Centenas de policiais participaram da operação, que contou com o apoio de um helicóptero. Os mandados de busca foram cumpridos, principalmente, no bairro Vila Jardim e na Vila Cruzeiro do Sul, locais que serviriam como base das duas organizações criminosas.
A operação seguia em andamento até a última atualização desta reportagem, às 9h de quinta-feira.
Em trocas de mensagens interceptadas pela polícia, um dos suspeitos descreve a um homem os planos da organização. Até um estatuto com regras estava nos planejamento: “A rapaziada vai elaborar um estatuto e estará compartilhando com todos da família. Temos espaços em vários cantos da cidade, interior e nas cadeias também”, diz a mensagem.

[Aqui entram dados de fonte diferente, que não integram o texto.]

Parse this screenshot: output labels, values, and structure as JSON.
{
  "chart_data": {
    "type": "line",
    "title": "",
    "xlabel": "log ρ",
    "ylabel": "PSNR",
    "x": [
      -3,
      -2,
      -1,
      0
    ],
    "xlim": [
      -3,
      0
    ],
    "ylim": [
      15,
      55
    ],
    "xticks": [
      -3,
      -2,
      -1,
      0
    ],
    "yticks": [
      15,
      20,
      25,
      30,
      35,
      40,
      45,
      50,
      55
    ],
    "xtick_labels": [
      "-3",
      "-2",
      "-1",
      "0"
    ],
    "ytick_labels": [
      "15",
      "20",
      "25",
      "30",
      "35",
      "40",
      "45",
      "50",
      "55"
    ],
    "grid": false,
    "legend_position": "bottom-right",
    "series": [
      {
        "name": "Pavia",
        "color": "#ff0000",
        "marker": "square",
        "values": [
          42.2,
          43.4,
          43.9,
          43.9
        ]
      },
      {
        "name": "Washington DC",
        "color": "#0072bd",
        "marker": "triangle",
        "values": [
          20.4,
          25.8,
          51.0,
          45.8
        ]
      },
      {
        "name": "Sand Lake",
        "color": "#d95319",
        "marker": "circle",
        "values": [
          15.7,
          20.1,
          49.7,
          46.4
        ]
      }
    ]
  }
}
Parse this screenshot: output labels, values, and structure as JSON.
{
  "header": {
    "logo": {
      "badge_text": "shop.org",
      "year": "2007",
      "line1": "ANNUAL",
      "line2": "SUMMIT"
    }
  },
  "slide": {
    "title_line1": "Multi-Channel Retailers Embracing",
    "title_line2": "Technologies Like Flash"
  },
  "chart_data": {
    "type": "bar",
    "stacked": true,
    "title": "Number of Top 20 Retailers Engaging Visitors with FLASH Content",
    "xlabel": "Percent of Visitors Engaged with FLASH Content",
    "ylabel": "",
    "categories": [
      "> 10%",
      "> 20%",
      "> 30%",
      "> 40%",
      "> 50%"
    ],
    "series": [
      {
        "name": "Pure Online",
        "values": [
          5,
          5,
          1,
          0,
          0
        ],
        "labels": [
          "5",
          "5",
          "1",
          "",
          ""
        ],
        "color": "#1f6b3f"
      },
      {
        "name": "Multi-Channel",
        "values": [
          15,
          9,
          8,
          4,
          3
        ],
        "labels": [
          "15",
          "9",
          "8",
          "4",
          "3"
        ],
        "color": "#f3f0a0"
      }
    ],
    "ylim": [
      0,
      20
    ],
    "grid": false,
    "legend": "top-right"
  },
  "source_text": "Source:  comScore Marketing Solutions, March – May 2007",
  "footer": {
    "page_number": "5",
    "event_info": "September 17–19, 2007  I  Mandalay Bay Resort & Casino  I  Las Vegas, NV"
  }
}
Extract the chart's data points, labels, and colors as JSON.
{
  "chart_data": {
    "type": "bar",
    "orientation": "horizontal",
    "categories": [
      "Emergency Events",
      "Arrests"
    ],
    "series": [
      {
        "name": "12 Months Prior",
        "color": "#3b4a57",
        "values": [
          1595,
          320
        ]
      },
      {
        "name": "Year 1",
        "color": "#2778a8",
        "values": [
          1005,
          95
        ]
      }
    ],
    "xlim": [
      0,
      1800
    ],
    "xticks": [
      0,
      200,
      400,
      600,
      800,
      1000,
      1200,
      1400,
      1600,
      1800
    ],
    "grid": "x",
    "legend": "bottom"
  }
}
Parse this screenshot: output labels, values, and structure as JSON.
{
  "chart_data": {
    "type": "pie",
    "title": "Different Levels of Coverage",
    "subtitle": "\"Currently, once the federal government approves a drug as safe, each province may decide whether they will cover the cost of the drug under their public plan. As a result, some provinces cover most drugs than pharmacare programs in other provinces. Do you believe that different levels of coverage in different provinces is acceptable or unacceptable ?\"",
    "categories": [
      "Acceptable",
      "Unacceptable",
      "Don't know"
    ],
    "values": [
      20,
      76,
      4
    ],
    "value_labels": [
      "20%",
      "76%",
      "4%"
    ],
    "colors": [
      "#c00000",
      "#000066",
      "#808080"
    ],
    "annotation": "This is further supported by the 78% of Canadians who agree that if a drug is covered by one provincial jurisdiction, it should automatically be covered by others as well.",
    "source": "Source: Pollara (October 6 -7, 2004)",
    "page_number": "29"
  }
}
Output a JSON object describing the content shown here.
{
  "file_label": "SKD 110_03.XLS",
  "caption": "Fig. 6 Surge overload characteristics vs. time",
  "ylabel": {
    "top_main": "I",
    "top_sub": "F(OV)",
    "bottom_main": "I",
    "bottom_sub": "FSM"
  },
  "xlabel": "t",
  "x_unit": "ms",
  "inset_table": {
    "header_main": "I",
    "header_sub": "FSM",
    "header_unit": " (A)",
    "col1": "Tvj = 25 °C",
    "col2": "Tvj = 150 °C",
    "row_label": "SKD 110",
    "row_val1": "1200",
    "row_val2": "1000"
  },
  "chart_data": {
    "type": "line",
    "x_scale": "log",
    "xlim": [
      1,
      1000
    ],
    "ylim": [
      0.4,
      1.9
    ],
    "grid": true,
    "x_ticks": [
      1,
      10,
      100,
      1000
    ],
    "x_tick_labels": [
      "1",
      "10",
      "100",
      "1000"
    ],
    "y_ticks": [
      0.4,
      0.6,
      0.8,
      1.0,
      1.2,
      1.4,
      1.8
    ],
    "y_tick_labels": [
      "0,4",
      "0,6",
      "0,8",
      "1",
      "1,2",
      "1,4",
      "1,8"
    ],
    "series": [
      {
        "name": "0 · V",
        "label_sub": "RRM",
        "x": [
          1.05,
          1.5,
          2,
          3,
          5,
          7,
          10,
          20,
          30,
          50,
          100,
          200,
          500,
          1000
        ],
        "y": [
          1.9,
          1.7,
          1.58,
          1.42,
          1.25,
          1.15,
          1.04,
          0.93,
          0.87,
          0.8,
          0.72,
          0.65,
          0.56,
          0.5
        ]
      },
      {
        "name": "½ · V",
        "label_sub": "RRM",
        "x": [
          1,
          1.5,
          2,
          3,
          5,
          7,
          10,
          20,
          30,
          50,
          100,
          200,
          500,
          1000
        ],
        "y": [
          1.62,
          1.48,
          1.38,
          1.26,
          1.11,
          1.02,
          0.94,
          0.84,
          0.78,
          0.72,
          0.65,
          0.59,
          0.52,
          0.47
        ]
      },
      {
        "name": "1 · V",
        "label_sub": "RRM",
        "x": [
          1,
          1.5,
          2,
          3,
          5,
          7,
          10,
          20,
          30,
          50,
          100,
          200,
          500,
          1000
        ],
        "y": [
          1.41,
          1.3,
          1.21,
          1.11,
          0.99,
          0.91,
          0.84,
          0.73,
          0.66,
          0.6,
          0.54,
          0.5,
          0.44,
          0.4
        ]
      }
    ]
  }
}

Em outro trecho, o texto fala sobre a união das supostas organizações criminosas: “Não existe mais, não tem mais (nome de organização criminosa) ou (nome de outra organização criminosa) ou qualquer outra forma que se espera. Hoje temos nosso nome e nosso estatuto, que vai ser passado pra geral”, escreve.
A Polícia Civil diz que suspeitos que fariam parte das duas organizações criminosas chegaram a cometer delitos juntos.
As investigações envolveram duas delegacias de polícia e começaram há cerca de um ano e meio, depois que o telefone celular de um integrante de uma das quadrilhas foi apreendido. Cada delegacia ficou responsável por investigar um grupo. Os policiais descobriram que o objetivo dos suspeitos era unir forças entre as duas quadrilhas para tentar roubar territórios de facções rivais. Em Porto Alegre, havia inclusive um plano para dividir territórios entre as quadrilhas e explorar o tráfico de drogas.
Durante as investigações, também foram encontradas nos celulares fotos de armas, muitas delas usadas em crimes cometidos recentemente em Porto Alegre.
A Polícia Civil também identificou que integrantes das organizações criminosas, que estão presos, seguiam comandando o tráfico de drogas. Por isso, também foram feitas ações em presídios do interior do estado.